In his second term of office President Obama needs to be much clearer about the threat to world peace which is posed by Iran and by Saudi Arabia – and he should also be much more vociferous in speaking out about the treatment of minorities such as the Copts, the Druze, the Alawites, the Chaldeans and others – and in denouncing remarks like those of the Saudi Grand Mufti.

During his first term the Obama administration was weak in its support for uprisings inside Iran and has throughout the four years been walking on egg shells with the Iranian regime over its nuclear ambitions. It has been timid in championing the cause of pluralism and democracy and the rights of minorities.

The President came to power with the mantra, “To those who cling to power through corruption and deceit and the silencing of dissent, know that you are on the wrong side of history; but that we will extend a hand if you are willing to unclench your fist.” Seen to be a message to Tehran’s leadership at the time, the worry is that the administration simply extended the hand of friendship to Iran and received nothing in return.

Worse still, Iran’s Vice President, Mohamad Reza Rahimi, was quoted by the Iranian regime’s news agency IRNA as saying, “We will break the grasping hands of Obama and we will be successful in bypassing the sanctions.”

Four years on, Tehran continues to lead the US and the international community down a merry path while it systematically develops a nuclear weapon.

There are, however, a few harbingers that suggest that not everything has been going the regime’s way. It has been shaken by international sanctions which are slowing finance to Tehran’s leadership. Much of Iran’s economy is controlled by the Revolutionary Guards, the regime’s staunchest backers, and they are beginning to be hit hard by these sanctions.
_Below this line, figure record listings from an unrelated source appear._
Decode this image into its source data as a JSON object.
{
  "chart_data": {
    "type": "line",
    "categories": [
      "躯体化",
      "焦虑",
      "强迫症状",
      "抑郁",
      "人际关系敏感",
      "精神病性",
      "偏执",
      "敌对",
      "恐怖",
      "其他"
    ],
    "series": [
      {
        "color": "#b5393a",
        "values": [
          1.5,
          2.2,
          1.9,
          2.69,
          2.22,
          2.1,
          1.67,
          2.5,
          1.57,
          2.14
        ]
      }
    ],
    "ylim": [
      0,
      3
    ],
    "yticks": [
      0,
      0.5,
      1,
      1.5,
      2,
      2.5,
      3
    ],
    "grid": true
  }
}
While the regime has been squeezed by these sanctions it is clear that although they may slow its nuclear ambitions they will not prevent them. The regime has in fact made significant nuclear advances, not least in the critical area of enriching uranium to the required level.
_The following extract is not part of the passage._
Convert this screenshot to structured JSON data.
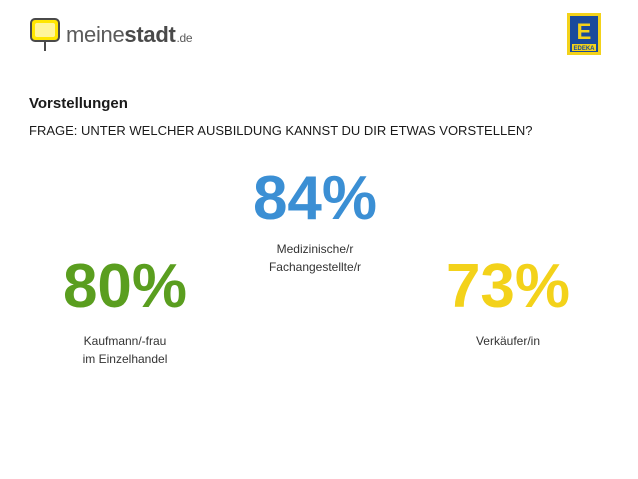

So President Obama needs to be much more realistic about Iran and recognise that they will always come to the negotiating table, offer nothing, and walk away  – having bought themselves  further time to advance its nuclear weapons programme. The regime is edging closer to a nuclear weapon; and we must be wary lest events throughout the region are used by Iran as a smoke screen  behind which something far more devastating is being orchestrated.

Iran’s Resistance Movement represents the best hope for change inside that country – not military intervention. It’s just a pity that we have left it until the eleventh hour to realise that there are genuine opposition groups throughout the region which believe in plural, secular and democratic states – and to which we have given precious little help or encouragement as well funded militias and groups, committed to narrow ideologies, have been quarter-mastered by Iran and Saudi Arabia.
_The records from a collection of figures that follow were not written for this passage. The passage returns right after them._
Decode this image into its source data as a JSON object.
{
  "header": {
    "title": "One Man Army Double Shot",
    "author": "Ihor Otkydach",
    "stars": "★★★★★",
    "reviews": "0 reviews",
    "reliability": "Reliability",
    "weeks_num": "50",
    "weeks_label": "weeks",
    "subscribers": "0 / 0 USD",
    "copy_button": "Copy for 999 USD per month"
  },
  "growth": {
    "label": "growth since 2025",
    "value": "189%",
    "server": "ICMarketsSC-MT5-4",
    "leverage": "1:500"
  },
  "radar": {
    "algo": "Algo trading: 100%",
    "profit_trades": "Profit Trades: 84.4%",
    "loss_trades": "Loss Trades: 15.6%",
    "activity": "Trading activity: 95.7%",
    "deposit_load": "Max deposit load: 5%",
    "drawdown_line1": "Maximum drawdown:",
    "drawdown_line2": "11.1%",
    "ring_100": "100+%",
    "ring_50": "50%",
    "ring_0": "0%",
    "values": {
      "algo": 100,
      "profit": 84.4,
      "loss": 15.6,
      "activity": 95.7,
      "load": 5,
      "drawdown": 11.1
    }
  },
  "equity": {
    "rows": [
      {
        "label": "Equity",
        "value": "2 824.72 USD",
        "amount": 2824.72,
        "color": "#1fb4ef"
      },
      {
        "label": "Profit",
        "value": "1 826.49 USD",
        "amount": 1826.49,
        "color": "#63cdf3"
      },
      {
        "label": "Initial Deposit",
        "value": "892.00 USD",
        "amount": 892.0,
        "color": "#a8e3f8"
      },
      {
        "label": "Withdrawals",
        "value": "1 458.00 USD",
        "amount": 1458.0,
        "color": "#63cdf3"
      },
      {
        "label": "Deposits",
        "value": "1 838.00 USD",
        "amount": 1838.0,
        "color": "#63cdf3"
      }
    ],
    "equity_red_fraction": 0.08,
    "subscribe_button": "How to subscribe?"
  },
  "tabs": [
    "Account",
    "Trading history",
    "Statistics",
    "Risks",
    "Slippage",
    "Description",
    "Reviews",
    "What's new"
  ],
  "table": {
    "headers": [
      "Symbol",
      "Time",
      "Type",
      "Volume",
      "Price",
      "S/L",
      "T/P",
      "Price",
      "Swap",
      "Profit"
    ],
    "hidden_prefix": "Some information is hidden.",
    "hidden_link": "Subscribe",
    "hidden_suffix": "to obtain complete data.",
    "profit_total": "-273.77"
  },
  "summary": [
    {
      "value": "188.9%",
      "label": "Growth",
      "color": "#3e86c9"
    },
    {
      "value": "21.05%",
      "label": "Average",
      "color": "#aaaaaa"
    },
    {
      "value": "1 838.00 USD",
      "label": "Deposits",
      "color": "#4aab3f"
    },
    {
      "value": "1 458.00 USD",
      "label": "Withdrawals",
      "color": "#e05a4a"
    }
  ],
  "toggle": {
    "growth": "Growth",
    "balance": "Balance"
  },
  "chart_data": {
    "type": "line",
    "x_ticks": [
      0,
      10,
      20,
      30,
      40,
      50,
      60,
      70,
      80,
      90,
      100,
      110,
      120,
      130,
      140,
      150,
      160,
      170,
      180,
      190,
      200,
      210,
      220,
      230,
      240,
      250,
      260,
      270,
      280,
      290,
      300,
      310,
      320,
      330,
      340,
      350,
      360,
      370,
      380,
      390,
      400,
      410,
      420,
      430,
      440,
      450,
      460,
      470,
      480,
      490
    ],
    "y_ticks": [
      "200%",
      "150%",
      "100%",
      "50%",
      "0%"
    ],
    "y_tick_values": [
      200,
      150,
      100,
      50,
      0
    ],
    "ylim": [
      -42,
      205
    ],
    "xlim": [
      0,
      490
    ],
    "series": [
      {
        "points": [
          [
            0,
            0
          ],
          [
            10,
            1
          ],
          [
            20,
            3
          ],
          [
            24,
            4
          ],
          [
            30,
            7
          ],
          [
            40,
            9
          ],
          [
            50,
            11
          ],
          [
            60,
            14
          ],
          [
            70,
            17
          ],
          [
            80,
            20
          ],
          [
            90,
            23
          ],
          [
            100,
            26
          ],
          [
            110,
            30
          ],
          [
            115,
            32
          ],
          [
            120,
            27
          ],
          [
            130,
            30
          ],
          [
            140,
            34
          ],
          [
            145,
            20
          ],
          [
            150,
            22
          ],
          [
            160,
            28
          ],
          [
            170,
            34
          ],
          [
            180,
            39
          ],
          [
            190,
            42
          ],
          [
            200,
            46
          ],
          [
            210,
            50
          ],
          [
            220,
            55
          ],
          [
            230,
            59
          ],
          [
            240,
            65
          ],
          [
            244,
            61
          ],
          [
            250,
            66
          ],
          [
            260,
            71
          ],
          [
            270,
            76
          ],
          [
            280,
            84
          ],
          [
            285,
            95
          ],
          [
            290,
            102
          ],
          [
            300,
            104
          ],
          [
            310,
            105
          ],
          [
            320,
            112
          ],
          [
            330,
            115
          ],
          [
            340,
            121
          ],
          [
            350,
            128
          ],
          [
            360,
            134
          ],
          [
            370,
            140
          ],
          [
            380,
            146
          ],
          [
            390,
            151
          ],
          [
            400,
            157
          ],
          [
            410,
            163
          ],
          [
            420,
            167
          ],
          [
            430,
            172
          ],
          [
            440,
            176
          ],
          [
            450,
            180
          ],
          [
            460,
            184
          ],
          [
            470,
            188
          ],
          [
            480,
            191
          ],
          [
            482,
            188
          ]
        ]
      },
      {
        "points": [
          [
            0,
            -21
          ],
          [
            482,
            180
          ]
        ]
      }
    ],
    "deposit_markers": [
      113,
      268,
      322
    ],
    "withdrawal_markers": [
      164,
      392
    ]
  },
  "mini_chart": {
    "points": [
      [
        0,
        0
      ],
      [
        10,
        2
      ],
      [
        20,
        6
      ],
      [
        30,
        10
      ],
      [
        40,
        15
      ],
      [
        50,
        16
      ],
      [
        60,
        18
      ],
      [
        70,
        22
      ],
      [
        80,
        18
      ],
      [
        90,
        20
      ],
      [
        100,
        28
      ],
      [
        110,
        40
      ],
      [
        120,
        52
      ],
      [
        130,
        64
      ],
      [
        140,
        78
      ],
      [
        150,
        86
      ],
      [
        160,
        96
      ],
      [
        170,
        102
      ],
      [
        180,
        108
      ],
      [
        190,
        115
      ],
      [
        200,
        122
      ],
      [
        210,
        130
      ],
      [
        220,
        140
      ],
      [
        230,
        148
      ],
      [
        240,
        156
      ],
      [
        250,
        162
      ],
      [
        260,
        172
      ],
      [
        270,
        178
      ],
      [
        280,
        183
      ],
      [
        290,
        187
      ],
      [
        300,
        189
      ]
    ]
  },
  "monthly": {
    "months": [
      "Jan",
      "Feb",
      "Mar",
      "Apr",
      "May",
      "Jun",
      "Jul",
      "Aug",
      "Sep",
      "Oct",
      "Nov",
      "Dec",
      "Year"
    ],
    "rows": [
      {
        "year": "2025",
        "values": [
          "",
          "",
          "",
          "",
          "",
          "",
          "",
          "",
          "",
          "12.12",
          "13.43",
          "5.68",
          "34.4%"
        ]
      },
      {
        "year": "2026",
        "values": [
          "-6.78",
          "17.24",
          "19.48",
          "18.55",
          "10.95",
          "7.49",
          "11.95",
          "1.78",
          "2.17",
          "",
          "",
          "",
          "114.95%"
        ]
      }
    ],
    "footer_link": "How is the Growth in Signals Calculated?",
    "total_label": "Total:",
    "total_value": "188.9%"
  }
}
For the longer term we must give greater encouragement to all those moderate forces in the region which want to pursue dialogue and co-existence. The Church has a major role to play in encouraging such a focus – and is already doing so.

Last month the Cardinal Archbishop of Milan, Cardinal Angelo Scola, came to Westminster to talk about his own excellent initiative, the Oasis Foundation ( http://www.oasiscenter.eu/en/about-us-en). Its goal is to promote mutual knowledge and understanding between Christians and Muslims, with special focus on the plight of Christian minorities in predominantly Mulsim countries.  Oasis has been devoting a great deal of reflection on the Arab revolutions and their possible outcomes.  But through that study the Cardinal has concluded that the transition which is occurring on the southern shore of the Mediterranean is challenging also the historical fabric of the Western Societies.

These are the big and urgent questions of our times – and unless we find the answers, and quickly, then the traumatic events now shaking the Middle East will deepen and spread – and we don’t have the luxury of four more years to get on with developing new relationships and long term solutions.